Ergonomics is just as important even if you’re working from home. By following proper ergonomics, you work more comfortably, improve your productivity, and avoid injury. Read on to learn how you can set up your home work station to support your long-term health and propel your productivity.
What’s the importance of ergonomics?
We spend countless hours of our lives at work, and improper posture can result in pain in the neck, back, and shoulders. Poor posture can also lead to musculoskeletal disorders (MSDs) in the future. In fact, according to one chronic back pain treatment clinic, musculoskeletal conditions such as back pain are one of the most common contributors to disability across the globe.

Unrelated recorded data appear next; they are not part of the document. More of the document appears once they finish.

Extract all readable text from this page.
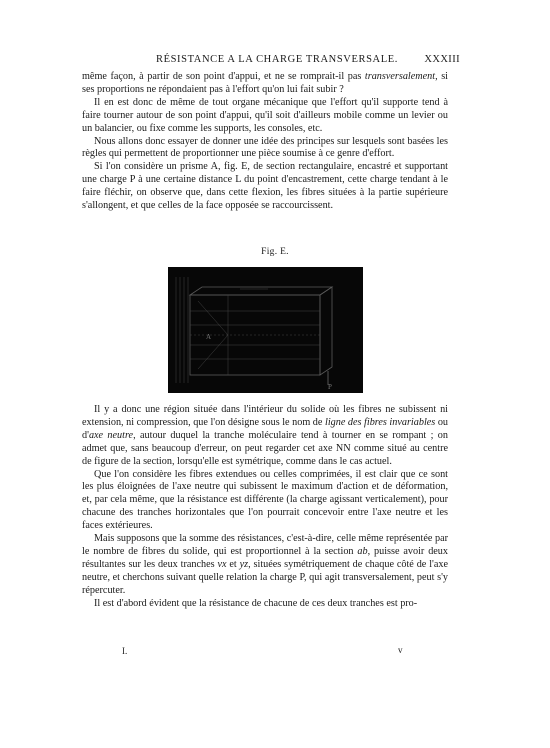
RÉSISTANCE A LA CHARGE TRANSVERSALE.	XXXIII

même façon, à partir de son point d'appui, et ne se romprait-il pas transversalement, si ses proportions ne répondaient pas à l'effort qu'on lui fait subir ?

Il en est donc de même de tout organe mécanique que l'effort qu'il supporte tend à faire tourner autour de son point d'appui, qu'il soit d'ailleurs mobile comme un levier ou un balancier, ou fixe comme les supports, les consoles, etc.

Nous allons donc essayer de donner une idée des principes sur lesquels sont basées les règles qui permettent de proportionner une pièce soumise à ce genre d'effort.

Si l'on considère un prisme A, fig. E, de section rectangulaire, encastré et supportant une charge P à une certaine distance L du point d'encastrement, cette charge tendant à le faire fléchir, on observe que, dans cette flexion, les fibres situées à la partie supérieure s'allongent, et que celles de la face opposée se raccourcissent.

Fig. E.
A
P

Il y a donc une région située dans l'intérieur du solide où les fibres ne subissent ni extension, ni compression, que l'on désigne sous le nom de ligne des fibres invariables ou d'axe neutre, autour duquel la tranche moléculaire tend à tourner en se rompant ; on admet que, sans beaucoup d'erreur, on peut regarder cet axe NN comme situé au centre de figure de la section, lorsqu'elle est symétrique, comme dans le cas actuel.

Que l'on considère les fibres extendues ou celles comprimées, il est clair que ce sont les plus éloignées de l'axe neutre qui subissent le maximum d'action et de déformation, et, par cela même, que la résistance est différente (la charge agissant verticalement), pour chacune des tranches horizontales que l'on pourrait concevoir entre l'axe neutre et les faces extérieures.

Mais supposons que la somme des résistances, c'est-à-dire, celle même représentée par le nombre de fibres du solide, qui est proportionnel à la section ab, puisse avoir deux résultantes sur les deux tranches vx et yz, situées symétriquement de chaque côté de l'axe neutre, et cherchons suivant quelle relation la charge P, qui agit transversalement, peut s'y répercuter.

Il est d'abord évident que la résistance de chacune de ces deux tranches est pro-

I.	v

The goal of ergonomics is to eliminate discomfort and injury due to work. Luckily, there are plenty of ways to achieve an ergonomic home station.
Given the unusual nature of many remote work situations right now, many people are being forced to convert their dining tables, folding tables, and even TV trays into work desks. Whatever your work desk is, make sure that it isn’t causing posture problems.
The desk should be big enough to hold the equipment needed for work. There should be a space for a laptop, an external keyboard, a mouse, and other written or reference materials. Likewise, the desk should comfortably fit your knees, feet, and thighs underneath.
The working height of the desk should be so that the ASDF row of the keyboard is at elbow height. Sit at the desk, and hold out your arms with your elbows just slightly in front of your body as if you’re typing. This is the proper height of your workspace.
The chair may be the most important element in your home office, given how long you’ll spend sitting in it. As such, it’s worth investing in a high-quality, ergonomic office chair. Look for chairs that offer comfortable cushioning, armrests, and lumbar support. These features help reduce the strain on your shoulders, neck, and back.
Once you have your office chair, set it up correctly to maximize its supportive features. You should be able to rest your arms on the armrests at a 90-degree angle as you type on the keyboard. Your back should be straight, and your feet should be flat on the floor.
The monitor screen should be placed 20 to 40 inches away (or at an arm’s length away) from your face. Adjust the monitor’s height so that the top of the screen is at (or slightly below) eye level.
On the other hand, the keyboard should be at elbow level. Your elbows should be in a 90- or 110-degree angle. This relaxes your forearms and shoulders. Lastly, the mouse should fit well to the hand, able to glide free on either the desk surface or on a mouse pad.
If you want your long-term health to be maintained, you should make your home workspace as ergonomic as possible. Once you do so, your arms, your back, and every other part of your body will thank you.